Yargıtay Kararı 11. Hukuk Dairesi 2016/366 E. 2017/3991 K. 22.06.2017 T.

YARGITAY KARARI
DAİRE : 11. Hukuk Dairesi
ESAS NO : 2016/366
KARAR NO : 2017/3991
KARAR TARİHİ : 22.06.2017

MAHKEMESİ :TİCARET MAHKEMESİ

Taraflar arasında görülen davada … 1. Asliye Ticaret Mahkemesi’nce verilen 14/04/2014 gün ve 2013/300-2014/108 sayılı kararı bozan Daire’nin 01/10/2015 gün ve 2014/12471-2015/9748 sayılı kararı aleyhinde davalı vekili tarafından karar düzeltilmesi isteğinde bulunulmuş ve karar düzeltme dilekçesinin süresi içinde verildiği anlaşılmış olmakla, dosya için düzenlenen rapor dinlenildikten ve yine dosya içerisindeki dilekçe, layihalar, duruşma tutanakları ve tüm belgeler okunup, incelendikten sonra gereği görüşülüp düşünüldü:
Davacı vekili, müvekkilinin murisi …’nın davalı şirkette 2003-2005 yılları arasında alt acente olarak çalıştığını, davalının tahsil edilen poliçe primlerine teminat olmak üzere her poliçe tesliminde yaklaşık primleri karşılayacak şekilde muris …’den bono aldığını, murisin düzenlediği poliçelerin primlerini makbuz karşılığı peyder pey davalı şirkete teslim ettiğini, iş ilişkisi devam ettiği için de teminat olarak verdiği bonoları geri almadığını, 25/03/2005 tarihi itibariyle davalıya bu şekilde ödenen para toplamının 70.337 TL olduğunu, davalının söz konusu bonoları … 8. İcra Müdürlüğü’nün 2005/3124 E. ve 2005/7164 E. takip sayılı dosyaları ile takibe koyarak yeniden tahsil etme yoluna gittiğini, müvekkilinin eşi tarafından açılan menfi tesbit davasının reddedilip Yargıtay incelemesinden de geçerek kesinleştiğini, davalının müvekkili tarafından açılan menfi tespit davasına karşı dava olarak açtığı bakiye alacağının tahsili davasının ise bozmadan sonra feragat nedeniyle reddedildiğini, davalıya makbuz karşılığında ödenen paraların senede bağlanmış borca karşılık olup müvekkilinin murisinin davalıya başka borcu bulunmadığını, muris tarafından belge karşılığı yatırılan 70.337,00 TL’nin davalı yönünden sebepsiz zenginleşme teşkil ettiğini ileri sürerek, 70.337 TL’nin 25/03/2005 tarihinden itibaren işleyecek faizi ile birlikte davalıdan tahsiline karar verilmesini talep ve dava etmiştir.

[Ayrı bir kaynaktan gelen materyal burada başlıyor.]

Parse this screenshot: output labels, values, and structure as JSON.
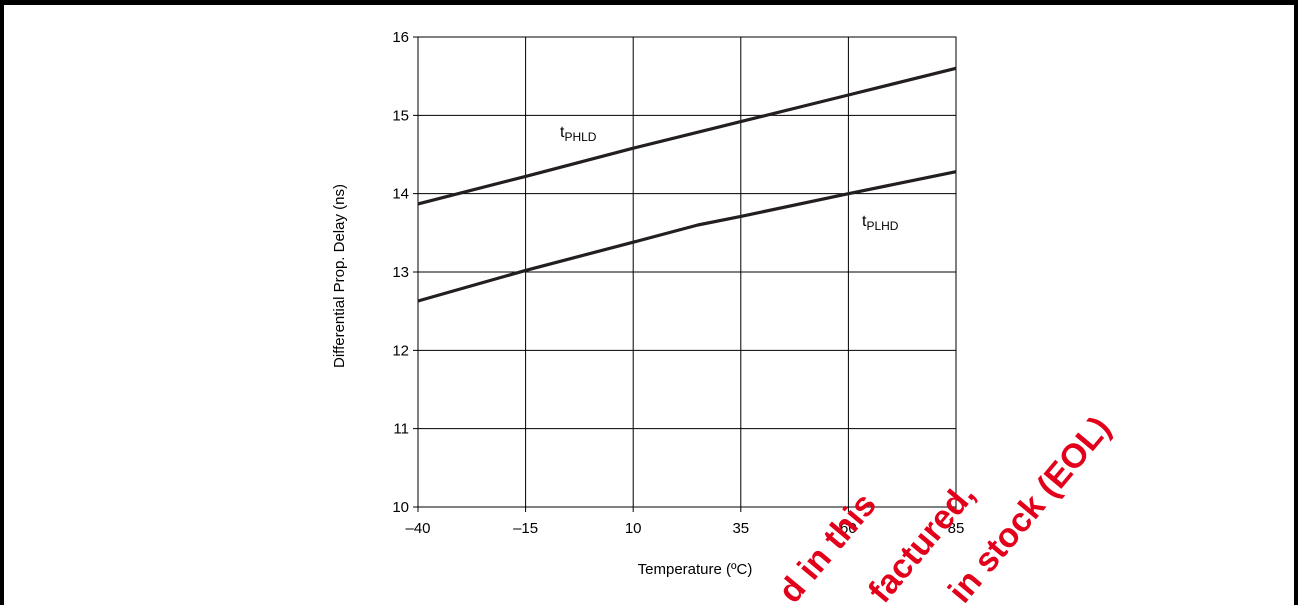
{
  "chart_data": {
    "type": "line",
    "title": "",
    "xlabel": "Temperature (ºC)",
    "ylabel": "Differential Prop. Delay (ns)",
    "x_ticks": [
      -40,
      -15,
      10,
      35,
      60,
      85
    ],
    "y_ticks": [
      10,
      11,
      12,
      13,
      14,
      15,
      16
    ],
    "xlim": [
      -40,
      85
    ],
    "ylim": [
      10,
      16
    ],
    "grid": true,
    "series": [
      {
        "name": "tPHLD",
        "label_main": "t",
        "label_sub": "PHLD",
        "color": "#231f20",
        "points": [
          [
            -40,
            13.87
          ],
          [
            -15,
            14.22
          ],
          [
            10,
            14.58
          ],
          [
            35,
            14.92
          ],
          [
            60,
            15.26
          ],
          [
            85,
            15.6
          ]
        ]
      },
      {
        "name": "tPLHD",
        "label_main": "t",
        "label_sub": "PLHD",
        "color": "#231f20",
        "points": [
          [
            -40,
            12.63
          ],
          [
            -15,
            13.02
          ],
          [
            10,
            13.38
          ],
          [
            25,
            13.6
          ],
          [
            35,
            13.71
          ],
          [
            60,
            14.0
          ],
          [
            85,
            14.28
          ]
        ]
      }
    ]
  },
  "watermark": {
    "color": "#e3001b",
    "lines": [
      "d in this",
      "factured,",
      "in stock (EOL)"
    ]
  }
}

Davalı vekili, davacının murisi Hamdi Karaca ile müvekkili şirket arasındaki ticari ilişkinin 21/12/2002- 30/09/2005 arasında sürdürüldüğünü, son ödemenin yapıldığı tarihten bu güne kadar 5 yıldan fazla süre geçtiğini, BK’nın 66. maddesine göre 1 yıllık zamanaşımı süresinin dolduğunu, davacının tüm iddiaları daha önce açılan menfi tespit davasında incelenerek hüküm kurulduğundan kesin hüküm nedeni ile davanın reddine karar verilmesini istemiştir.
Mahkemece 35.455,50 TL’lik bölüm yönünden davanın esastan, bakiye 34.881,50 TL’lik bölüm yönünden zamanaşımı nedeniyle usulden reddine dair verilen karar davacı vekilinin temyizi üzerine Dairemizin 2014/12471 Esas 2015/9748 Karar sayılı ilamı ile bozulmuştur.

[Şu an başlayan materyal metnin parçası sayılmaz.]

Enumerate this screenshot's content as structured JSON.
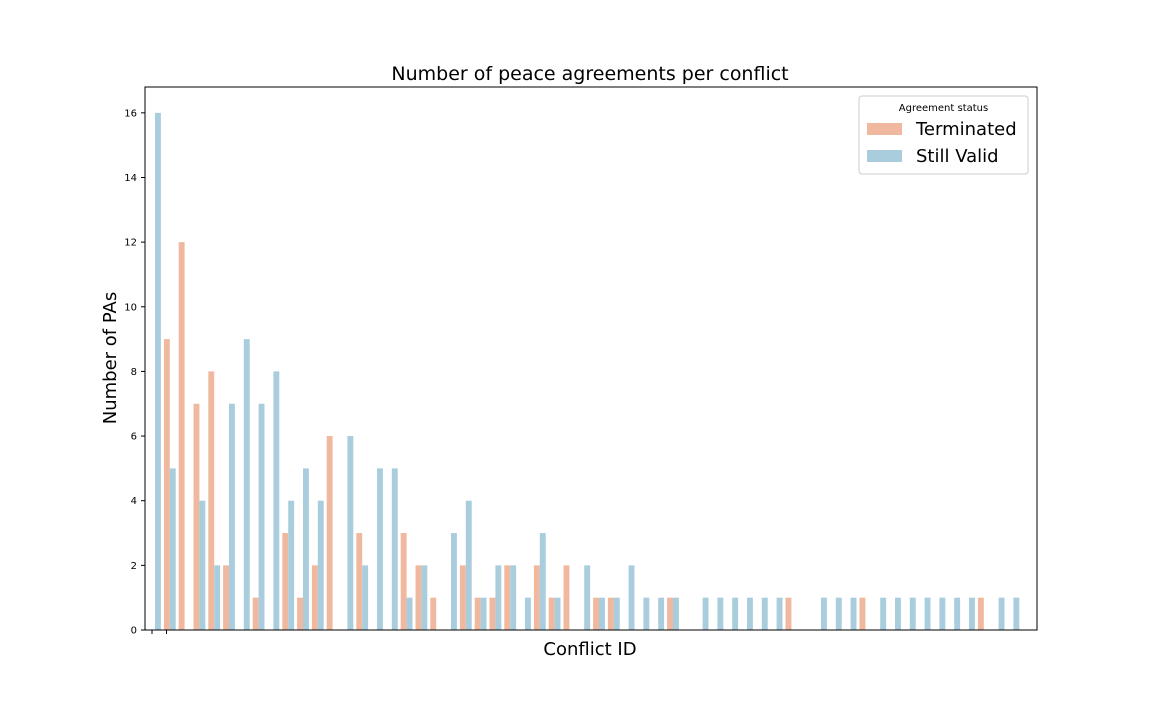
{
  "chart_data": {
    "type": "bar",
    "title": "Number of peace agreements per conflict",
    "xlabel": "Conflict ID",
    "ylabel": "Number of PAs",
    "ylim": [
      0,
      16.8
    ],
    "yticks": [
      0,
      2,
      4,
      6,
      8,
      10,
      12,
      14,
      16
    ],
    "grid": false,
    "legend": {
      "title": "Agreement status",
      "placement": "top-right"
    },
    "series": [
      {
        "name": "Terminated",
        "color": "#efb89f",
        "values": [
          0,
          9,
          12,
          7,
          8,
          2,
          0,
          1,
          0,
          3,
          1,
          2,
          6,
          0,
          3,
          0,
          0,
          3,
          2,
          1,
          0,
          2,
          1,
          1,
          2,
          0,
          2,
          1,
          2,
          0,
          1,
          1,
          0,
          0,
          0,
          1,
          0,
          0,
          0,
          0,
          0,
          0,
          0,
          1,
          0,
          0,
          0,
          0,
          1,
          0,
          0,
          0,
          0,
          0,
          0,
          0,
          1,
          0,
          0
        ]
      },
      {
        "name": "Still Valid",
        "color": "#a9cddd",
        "values": [
          16,
          5,
          0,
          4,
          2,
          7,
          9,
          7,
          8,
          4,
          5,
          4,
          0,
          6,
          2,
          5,
          5,
          1,
          2,
          0,
          3,
          4,
          1,
          2,
          2,
          1,
          3,
          1,
          0,
          2,
          1,
          1,
          2,
          1,
          1,
          1,
          0,
          1,
          1,
          1,
          1,
          1,
          1,
          0,
          0,
          1,
          1,
          1,
          0,
          1,
          1,
          1,
          1,
          1,
          1,
          1,
          0,
          1,
          1
        ]
      }
    ]
  }
}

Bu kez davalı vekili karar düzeltme isteminde bulunmuştur.
Yargıtay ilamında benimsenen gerektirici sebeplere göre, davalı vekilinin HUMK 440. maddesinde sayılan hallerden hiçbirini ihtiva etmeyen karar düzeltme isteğinin reddi gerekir.
SONUÇ: Yukarıda açıklanan nedenlerden dolayı, davalı vekilinin karar düzeltme isteğinin HUMK 442. maddesi gereğince REDDİNE, aşağıda yazılı bakiye 7,80 TL karar düzeltme harcının ve 3506 sayılı Yasa ile değiştirilen HUMK 442/3. maddesi hükmü uyarınca takdiren 275,00 TL para cezasının karar düzeltilmesini isteyenden alınarak Hazine’ye gelir kaydedilmesine, 22/06/2017 tarihinde oybirliğiyle karar verildi.